Step 01 · Source
Find a real published study.
Every workflow begins with a peer-reviewed paper, a government survey, or an industry benchmark report. We extract the verbatim question, the cited population, and the published outcome — those three are the ground truth we will calibrate against. The full list of papers we've indexed is on the benchmark page.
Step 02 · Population
Build the population from Census data, not guesses.
We start with the U.S. Census American Community Survey (ACS), the Public Use Microdata Sample (PUMS), and the Bureau of Labor Statistics (BLS). Each simulated agent is a draw from these distributions — age, household composition, income, ethnicity, geography, education — with the exact joint frequencies the published study's population had. No synthetic personas, no LLM-imagined demographics.

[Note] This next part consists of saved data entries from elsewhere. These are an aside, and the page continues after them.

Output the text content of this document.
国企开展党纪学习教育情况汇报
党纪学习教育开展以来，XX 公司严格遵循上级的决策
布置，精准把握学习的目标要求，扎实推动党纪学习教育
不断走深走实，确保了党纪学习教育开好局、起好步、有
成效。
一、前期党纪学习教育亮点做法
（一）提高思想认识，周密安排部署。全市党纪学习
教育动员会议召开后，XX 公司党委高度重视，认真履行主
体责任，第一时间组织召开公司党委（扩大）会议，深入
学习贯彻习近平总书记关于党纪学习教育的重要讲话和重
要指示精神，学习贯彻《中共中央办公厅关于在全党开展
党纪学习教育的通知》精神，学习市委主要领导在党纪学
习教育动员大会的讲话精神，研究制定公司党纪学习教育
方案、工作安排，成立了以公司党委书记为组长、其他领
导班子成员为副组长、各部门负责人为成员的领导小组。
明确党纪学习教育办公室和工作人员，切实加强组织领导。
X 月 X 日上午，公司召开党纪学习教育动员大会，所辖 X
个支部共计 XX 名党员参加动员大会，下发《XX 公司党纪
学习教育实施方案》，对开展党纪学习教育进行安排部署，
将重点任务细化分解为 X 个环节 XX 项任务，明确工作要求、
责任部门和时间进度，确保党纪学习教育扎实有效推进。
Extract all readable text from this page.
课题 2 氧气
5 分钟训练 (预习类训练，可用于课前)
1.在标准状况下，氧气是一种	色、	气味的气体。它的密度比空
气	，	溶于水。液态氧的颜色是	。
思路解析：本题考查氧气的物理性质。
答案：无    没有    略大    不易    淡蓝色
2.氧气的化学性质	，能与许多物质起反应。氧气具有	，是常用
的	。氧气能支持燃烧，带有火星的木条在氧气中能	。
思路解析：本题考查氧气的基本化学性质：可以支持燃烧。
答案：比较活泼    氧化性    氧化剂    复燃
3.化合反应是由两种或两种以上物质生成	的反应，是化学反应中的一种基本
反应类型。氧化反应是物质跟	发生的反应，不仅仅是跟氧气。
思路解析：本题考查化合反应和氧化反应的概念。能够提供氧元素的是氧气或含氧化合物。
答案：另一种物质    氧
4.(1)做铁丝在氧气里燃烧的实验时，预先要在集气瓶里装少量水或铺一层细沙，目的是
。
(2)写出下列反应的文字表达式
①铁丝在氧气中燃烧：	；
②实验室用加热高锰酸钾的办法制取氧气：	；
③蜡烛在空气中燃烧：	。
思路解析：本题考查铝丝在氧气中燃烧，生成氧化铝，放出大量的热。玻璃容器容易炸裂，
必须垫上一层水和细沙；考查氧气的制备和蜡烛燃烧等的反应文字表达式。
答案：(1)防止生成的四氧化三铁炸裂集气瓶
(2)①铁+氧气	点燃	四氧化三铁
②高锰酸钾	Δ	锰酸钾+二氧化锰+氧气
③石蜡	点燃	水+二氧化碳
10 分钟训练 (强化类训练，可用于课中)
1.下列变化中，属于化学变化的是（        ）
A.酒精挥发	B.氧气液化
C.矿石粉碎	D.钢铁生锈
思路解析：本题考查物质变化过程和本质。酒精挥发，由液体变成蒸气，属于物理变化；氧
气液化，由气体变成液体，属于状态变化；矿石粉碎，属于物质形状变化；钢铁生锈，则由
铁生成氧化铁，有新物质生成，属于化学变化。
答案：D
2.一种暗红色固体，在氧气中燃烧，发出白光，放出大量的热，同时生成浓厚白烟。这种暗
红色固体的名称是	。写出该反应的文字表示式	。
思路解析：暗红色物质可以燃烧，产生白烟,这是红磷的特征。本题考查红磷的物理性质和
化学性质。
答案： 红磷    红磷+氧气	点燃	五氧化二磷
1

Step 03 · Ask the question
Run the published stimulus, unchanged.
The agents see the question the way real respondents saw it. Word-order and framing are preserved verbatim. We do not re-prompt or paraphrase the stimulus to nudge accuracy — every run is judged against the literal published wording.
Step 04 · Calibrate
Three independent runs. Take the worst.
Each workflow is run three times against the same population (K=3). We compute per-KPI MAPE accuracy (mean absolute percent error) for each run and require both the mean and the minimum to clear a 90% floor before the workflow is allowed to publish. A single lucky run never makes it through. Variance is real and the gate is honest about it.
Step 05 · Publish
Wins and misses, same prominence.
Every workflow that clears the gate gets an auto-generated case study with the per-agent transcripts, segment breakdown, top objections, and round-by-round sentiment. Every workflow that misses gets the same treatment on the benchmark page — we publish the miss, the delta, and the methodology version that produced it. The miss disappears from the customer surface only after a new calibration loop closes it.